Here, I do find Feynman's quotation (of Tycho Brahe's "idea" ) relevant, but I can't make the connection:
This [debates about the nature of the motions of the planets would best be resolved if the actual positions of the planets in the sky were measured sufficiently accurately] was a tremendous idea—that to find something out, it is better to perform some careful experiments than to carry on deep philosophical arguments.

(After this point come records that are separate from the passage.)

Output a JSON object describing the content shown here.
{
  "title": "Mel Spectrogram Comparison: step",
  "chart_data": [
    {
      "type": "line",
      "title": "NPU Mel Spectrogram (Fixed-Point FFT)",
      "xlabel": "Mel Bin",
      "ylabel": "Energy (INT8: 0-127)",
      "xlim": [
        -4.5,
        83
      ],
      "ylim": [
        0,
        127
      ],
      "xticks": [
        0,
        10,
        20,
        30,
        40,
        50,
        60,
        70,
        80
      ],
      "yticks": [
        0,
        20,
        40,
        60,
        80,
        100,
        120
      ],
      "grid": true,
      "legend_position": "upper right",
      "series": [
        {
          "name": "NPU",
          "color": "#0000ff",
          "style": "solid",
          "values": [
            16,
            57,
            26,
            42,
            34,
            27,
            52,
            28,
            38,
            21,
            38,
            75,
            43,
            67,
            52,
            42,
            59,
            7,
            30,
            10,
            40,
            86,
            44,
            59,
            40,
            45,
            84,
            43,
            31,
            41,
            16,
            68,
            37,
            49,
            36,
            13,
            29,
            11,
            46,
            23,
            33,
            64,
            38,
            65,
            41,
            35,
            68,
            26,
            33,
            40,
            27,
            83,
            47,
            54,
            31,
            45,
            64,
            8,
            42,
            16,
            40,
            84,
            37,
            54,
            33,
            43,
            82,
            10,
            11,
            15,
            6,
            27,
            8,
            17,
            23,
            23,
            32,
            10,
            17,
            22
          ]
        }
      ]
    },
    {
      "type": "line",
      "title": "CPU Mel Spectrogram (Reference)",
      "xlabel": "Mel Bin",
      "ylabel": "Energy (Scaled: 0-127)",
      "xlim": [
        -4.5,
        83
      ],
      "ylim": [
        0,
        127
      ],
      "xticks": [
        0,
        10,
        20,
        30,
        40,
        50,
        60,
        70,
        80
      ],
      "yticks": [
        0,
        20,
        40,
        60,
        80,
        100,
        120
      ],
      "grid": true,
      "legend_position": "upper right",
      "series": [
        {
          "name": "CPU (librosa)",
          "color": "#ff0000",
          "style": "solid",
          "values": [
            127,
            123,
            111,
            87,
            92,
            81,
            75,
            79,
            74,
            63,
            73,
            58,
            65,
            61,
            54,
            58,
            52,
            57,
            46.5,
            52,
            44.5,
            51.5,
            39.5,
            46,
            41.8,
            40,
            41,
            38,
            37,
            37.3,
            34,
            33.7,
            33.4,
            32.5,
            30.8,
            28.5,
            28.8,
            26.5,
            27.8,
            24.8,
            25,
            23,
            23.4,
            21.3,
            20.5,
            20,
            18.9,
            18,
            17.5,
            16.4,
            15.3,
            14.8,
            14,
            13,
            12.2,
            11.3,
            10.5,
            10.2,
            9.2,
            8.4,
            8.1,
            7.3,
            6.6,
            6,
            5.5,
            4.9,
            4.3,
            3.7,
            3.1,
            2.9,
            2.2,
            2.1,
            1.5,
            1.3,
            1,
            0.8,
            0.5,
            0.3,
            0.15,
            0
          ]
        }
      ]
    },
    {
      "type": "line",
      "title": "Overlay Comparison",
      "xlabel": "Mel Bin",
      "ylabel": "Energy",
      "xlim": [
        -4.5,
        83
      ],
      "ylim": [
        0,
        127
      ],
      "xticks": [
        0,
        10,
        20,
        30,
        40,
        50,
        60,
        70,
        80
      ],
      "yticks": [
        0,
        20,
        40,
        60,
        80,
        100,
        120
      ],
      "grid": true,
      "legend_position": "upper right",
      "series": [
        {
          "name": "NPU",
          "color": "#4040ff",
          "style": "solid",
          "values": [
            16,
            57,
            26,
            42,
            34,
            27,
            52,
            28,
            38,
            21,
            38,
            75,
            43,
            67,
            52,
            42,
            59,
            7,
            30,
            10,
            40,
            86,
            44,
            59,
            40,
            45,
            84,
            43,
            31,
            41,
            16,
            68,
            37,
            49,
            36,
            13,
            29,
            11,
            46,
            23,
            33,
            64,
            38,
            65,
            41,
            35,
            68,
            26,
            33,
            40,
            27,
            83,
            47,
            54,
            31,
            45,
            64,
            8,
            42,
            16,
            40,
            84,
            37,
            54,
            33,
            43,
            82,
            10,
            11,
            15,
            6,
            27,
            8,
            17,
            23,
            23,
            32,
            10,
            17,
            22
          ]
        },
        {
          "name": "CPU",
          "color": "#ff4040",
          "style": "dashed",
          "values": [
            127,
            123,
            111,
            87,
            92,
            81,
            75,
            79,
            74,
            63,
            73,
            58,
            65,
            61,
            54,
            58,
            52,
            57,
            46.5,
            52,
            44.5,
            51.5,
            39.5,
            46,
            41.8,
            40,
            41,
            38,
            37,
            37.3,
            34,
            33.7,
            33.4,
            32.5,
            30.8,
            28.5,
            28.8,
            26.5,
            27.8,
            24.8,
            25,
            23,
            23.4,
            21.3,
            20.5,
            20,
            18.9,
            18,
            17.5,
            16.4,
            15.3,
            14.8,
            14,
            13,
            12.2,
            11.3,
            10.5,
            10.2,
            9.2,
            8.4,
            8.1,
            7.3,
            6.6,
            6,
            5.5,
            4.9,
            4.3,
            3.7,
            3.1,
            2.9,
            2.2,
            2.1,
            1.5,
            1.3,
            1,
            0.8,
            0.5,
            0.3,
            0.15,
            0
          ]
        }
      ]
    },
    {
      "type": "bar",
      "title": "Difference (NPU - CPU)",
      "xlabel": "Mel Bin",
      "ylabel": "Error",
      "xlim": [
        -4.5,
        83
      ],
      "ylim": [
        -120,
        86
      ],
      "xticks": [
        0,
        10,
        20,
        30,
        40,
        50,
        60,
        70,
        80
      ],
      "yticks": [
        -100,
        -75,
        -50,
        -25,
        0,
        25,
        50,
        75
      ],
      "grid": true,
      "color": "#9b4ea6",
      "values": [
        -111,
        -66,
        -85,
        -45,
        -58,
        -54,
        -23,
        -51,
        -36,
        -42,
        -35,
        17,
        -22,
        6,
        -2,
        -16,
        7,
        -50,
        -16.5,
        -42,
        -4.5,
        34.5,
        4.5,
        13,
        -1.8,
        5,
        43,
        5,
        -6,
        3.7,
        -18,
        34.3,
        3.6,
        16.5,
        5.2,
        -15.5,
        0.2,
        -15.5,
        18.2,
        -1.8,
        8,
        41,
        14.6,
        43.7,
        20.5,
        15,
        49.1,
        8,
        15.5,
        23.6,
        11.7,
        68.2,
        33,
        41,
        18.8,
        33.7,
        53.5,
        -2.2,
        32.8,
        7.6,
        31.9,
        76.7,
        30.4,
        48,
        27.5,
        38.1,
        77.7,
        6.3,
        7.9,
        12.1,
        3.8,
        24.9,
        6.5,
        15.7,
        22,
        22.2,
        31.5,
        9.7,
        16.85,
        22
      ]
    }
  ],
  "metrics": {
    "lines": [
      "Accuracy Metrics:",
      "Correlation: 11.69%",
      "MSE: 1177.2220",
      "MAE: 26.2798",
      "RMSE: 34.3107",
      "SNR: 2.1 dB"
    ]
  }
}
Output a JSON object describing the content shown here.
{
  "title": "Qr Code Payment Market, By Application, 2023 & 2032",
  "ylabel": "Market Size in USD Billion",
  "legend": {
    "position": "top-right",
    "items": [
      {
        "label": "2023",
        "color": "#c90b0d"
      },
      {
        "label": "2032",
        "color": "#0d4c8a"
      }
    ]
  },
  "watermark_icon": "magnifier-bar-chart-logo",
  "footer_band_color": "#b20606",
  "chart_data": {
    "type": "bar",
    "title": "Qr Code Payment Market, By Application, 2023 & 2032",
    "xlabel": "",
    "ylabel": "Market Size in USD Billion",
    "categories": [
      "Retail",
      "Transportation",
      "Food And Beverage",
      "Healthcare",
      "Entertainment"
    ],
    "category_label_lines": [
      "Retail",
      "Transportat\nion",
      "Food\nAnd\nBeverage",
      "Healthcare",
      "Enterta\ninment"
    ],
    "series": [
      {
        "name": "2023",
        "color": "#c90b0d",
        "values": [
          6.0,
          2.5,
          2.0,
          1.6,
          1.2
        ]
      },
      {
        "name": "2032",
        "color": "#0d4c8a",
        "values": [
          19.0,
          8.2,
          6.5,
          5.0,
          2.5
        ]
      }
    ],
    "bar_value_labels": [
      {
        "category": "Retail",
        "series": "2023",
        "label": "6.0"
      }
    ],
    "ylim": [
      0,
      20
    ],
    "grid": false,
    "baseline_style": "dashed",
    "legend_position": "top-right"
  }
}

A quote by Paul Dirac is also relevant here (not directly, the bold words are only relevant):
". For example, rough experiments about the relation between the pressure and volume of a gas at a fixed temperature give results fitting in with a law of inverse proportionality, but it would be wrong to infer that more accurate experiments would confirm this law with greater accuracy, as one is here dealing with a phenomenon which is not connected in any very direct way with the fundamental laws of motion.",
How you can be sure that the less friction you use, the more accurate it becomes ?
Update: Since most of the person are focusing on galileo did that (my ill written title misled them), I actually wanted to know how scientists get rid of their Aristotlian intuition and developed the idea (notion) of inertia.